By DOTTY NIST
Walton County has filed motions for summary judgment (MSJ) seeking to affirm a right by the public to customary recreational use of the dry sand area on a total of 192 beachfront parcels.
The motions were filed in Walton County Circuit Court on Aug. 25 as part of Walton County’s ongoing customary use complaint/lawsuit, which was originally brought to court in December 2018. The original lawsuit had applied to 1.194 beachfront parcels, with hundreds of the owners of those parcels having then opted to intervene in the lawsuit in opposition to the county effort.
More recently, there have been settlements and dismissals removing the vast majority of the 1,194 parcels from the lawsuit.
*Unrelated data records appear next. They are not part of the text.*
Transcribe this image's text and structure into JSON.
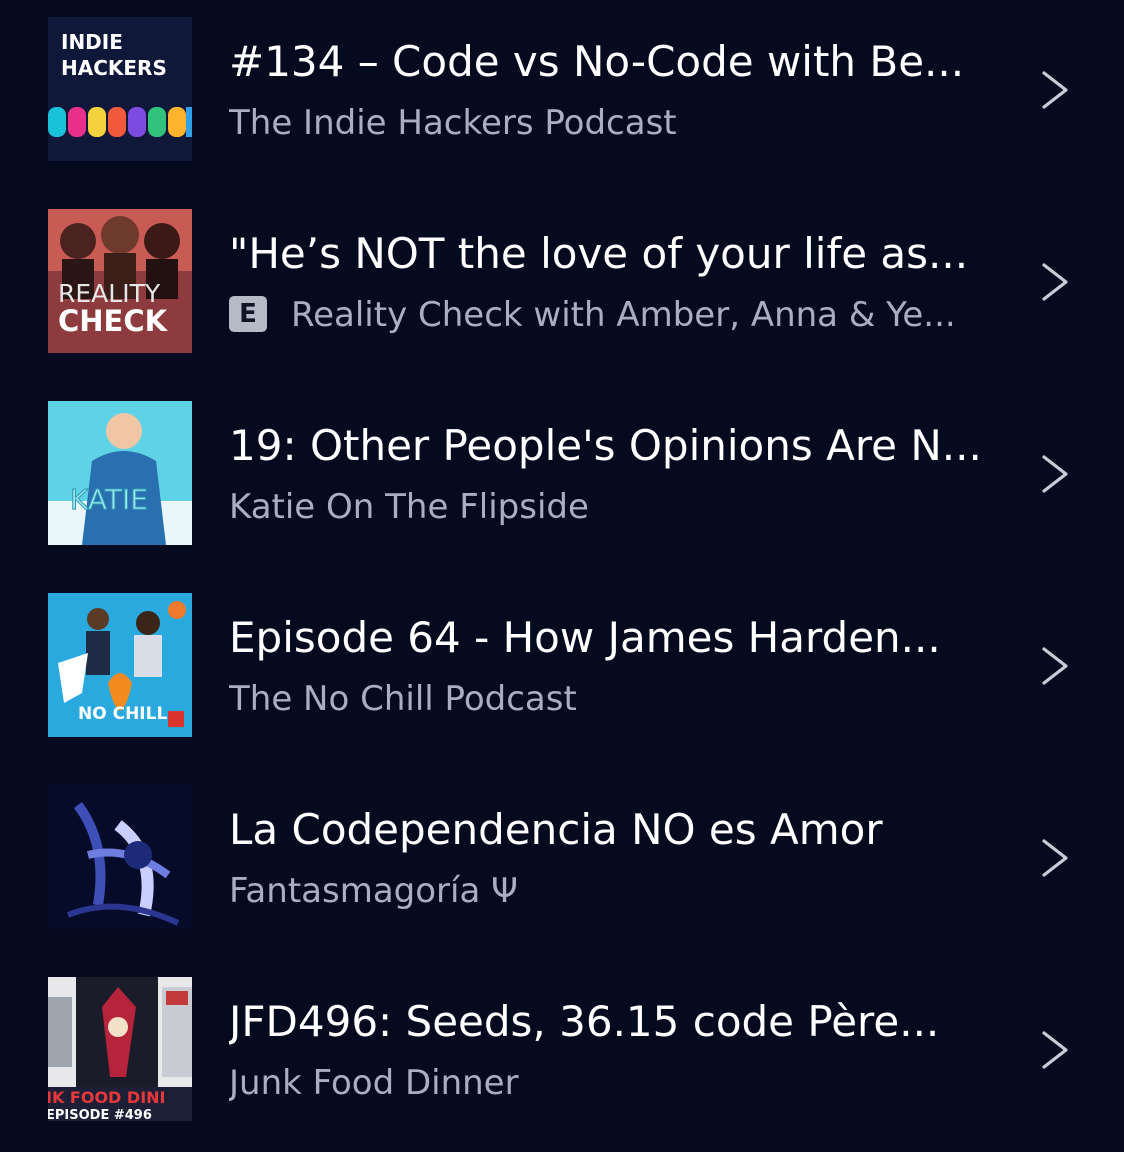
{
  "episodes": [
    {
      "title": "#134 – Code vs No-Code with Be...",
      "podcast": "The Indie Hackers Podcast",
      "explicit": false,
      "artwork_text": [
        "INDIE",
        "HACKERS"
      ]
    },
    {
      "title": "\"He’s NOT the love of your life as...",
      "podcast": "Reality Check with Amber, Anna & Ye...",
      "explicit": true,
      "explicit_label": "E",
      "artwork_text": [
        "REALITY",
        "CHECK"
      ]
    },
    {
      "title": "19: Other People's Opinions Are N...",
      "podcast": "Katie On The Flipside",
      "explicit": false,
      "artwork_text": [
        "KATIE"
      ]
    },
    {
      "title": "Episode 64 - How James Harden...",
      "podcast": "The No Chill Podcast",
      "explicit": false,
      "artwork_text": [
        "NO CHILL"
      ]
    },
    {
      "title": "La Codependencia NO es Amor",
      "podcast": "Fantasmagoría Ψ",
      "explicit": false,
      "artwork_text": []
    },
    {
      "title": "JFD496: Seeds, 36.15 code Père...",
      "podcast": "Junk Food Dinner",
      "explicit": false,
      "artwork_text": [
        "IK FOOD DINI",
        "EPISODE #496"
      ]
    }
  ],
  "icons": {
    "row_action": "chevron-right-icon",
    "explicit": "explicit-badge"
  },
  "colors": {
    "background": "#060a1f",
    "title": "#ffffff",
    "subtitle": "#a9afc0",
    "chevron": "#c9ccd6",
    "explicit_badge": "#b4bac6"
  }
}
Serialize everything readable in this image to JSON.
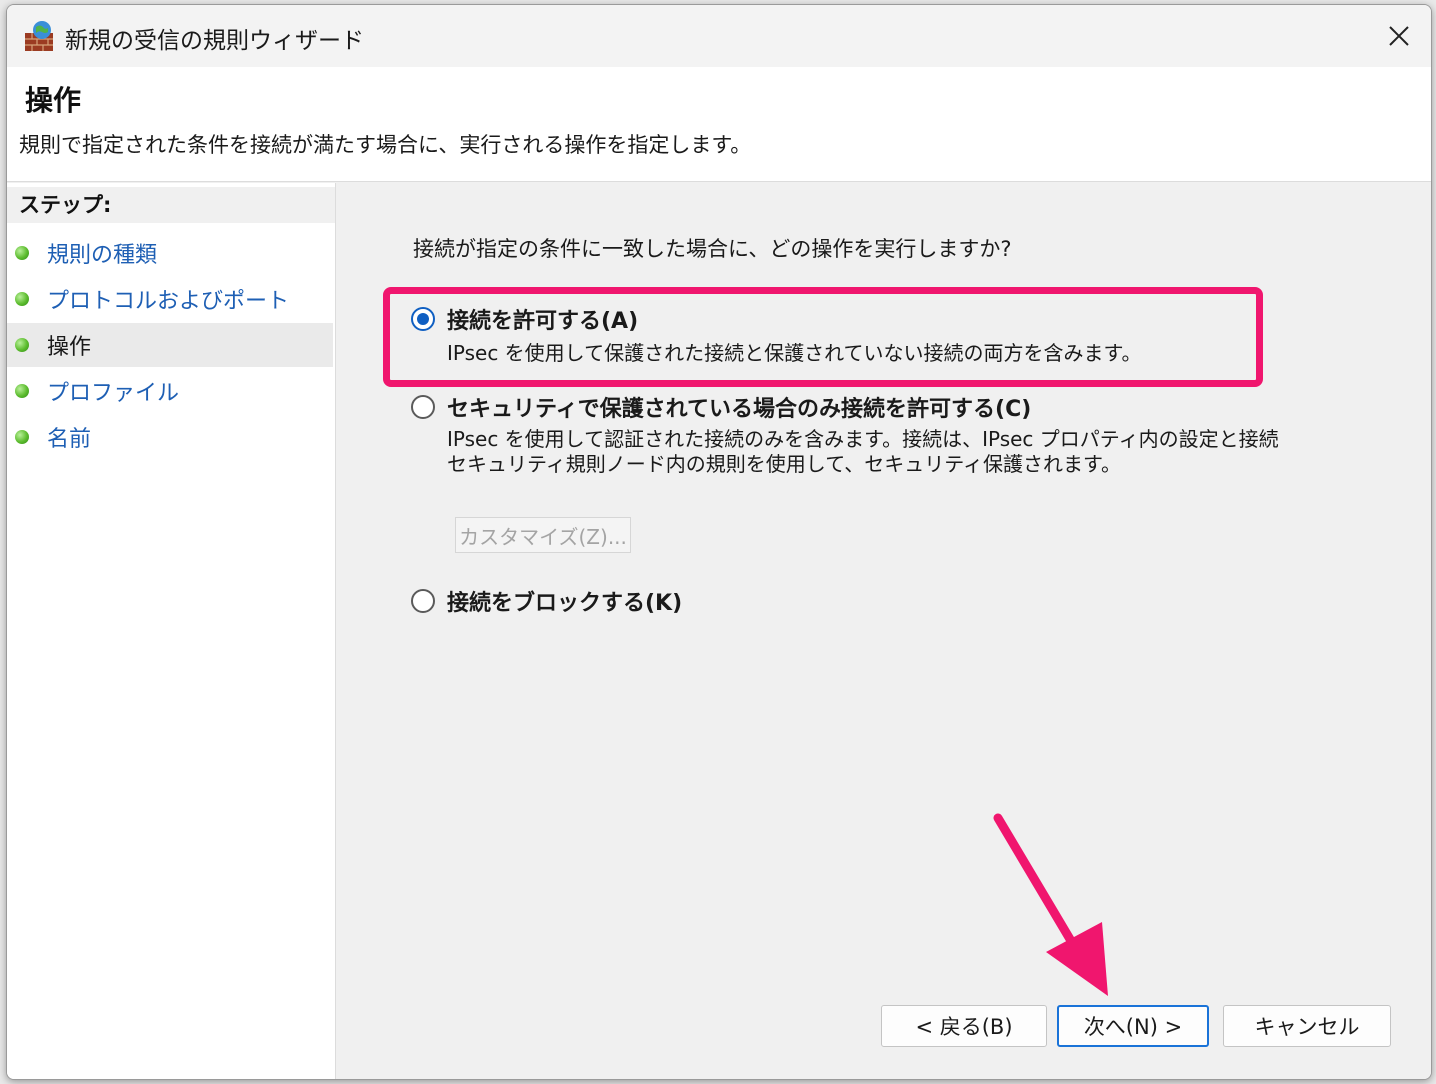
{
  "window": {
    "title": "新規の受信の規則ウィザード"
  },
  "header": {
    "title": "操作",
    "description": "規則で指定された条件を接続が満たす場合に、実行される操作を指定します。"
  },
  "sidebar": {
    "steps_label": "ステップ:",
    "items": [
      {
        "label": "規則の種類",
        "active": false
      },
      {
        "label": "プロトコルおよびポート",
        "active": false
      },
      {
        "label": "操作",
        "active": true
      },
      {
        "label": "プロファイル",
        "active": false
      },
      {
        "label": "名前",
        "active": false
      }
    ]
  },
  "main": {
    "question": "接続が指定の条件に一致した場合に、どの操作を実行しますか?",
    "options": [
      {
        "label": "接続を許可する(A)",
        "description": "IPsec を使用して保護された接続と保護されていない接続の両方を含みます。",
        "checked": true
      },
      {
        "label": "セキュリティで保護されている場合のみ接続を許可する(C)",
        "description_line1": "IPsec を使用して認証された接続のみを含みます。接続は、IPsec プロパティ内の設定と接続",
        "description_line2": "セキュリティ規則ノード内の規則を使用して、セキュリティ保護されます。",
        "checked": false
      },
      {
        "label": "接続をブロックする(K)",
        "checked": false
      }
    ],
    "customize_label": "カスタマイズ(Z)..."
  },
  "buttons": {
    "back": "< 戻る(B)",
    "next": "次へ(N) >",
    "cancel": "キャンセル"
  },
  "colors": {
    "highlight": "#f0166e",
    "link": "#1e5fb4",
    "radio_selected": "#0f5fc2",
    "primary_border": "#1a73d8"
  }
}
Nine motions for summary judgment were filed on Aug. 25 applying to parcels in nine different areas of the beach. These include: Santa Rosa Beach (27 parcels); Beach Highlands (six parcels); Dune Allen Beach (three parcels); Blue Mountain Beach (34 parcels); Grayton Beach (three parcels); Seagrove Beach (30 parcels); Seacrest (37 parcels); Eastern Lake Beach (19 parcels); and Inlet Beach (34 parcels).
According to the motions for summary judgment, most of the owners of parcels involved in these motions have not intervened in the lawsuit. The remainder, the owners of 22 parcels, did intervene but are “pro se,” not represented by an attorney but representing themselves in the lawsuit.
In the motions, Walton County contends and provides evidence of the public’s use of the parcels involved having been “ancient, reasonable, without interruption, and free from dispute.” These are the essential elements set forth in the landmark 1974 City of Daytona Beach v. Tona-Rama decision by the Florida Supreme Court for the public to acquire a right to the recreational use of privately-owned beach property by means of “custom.”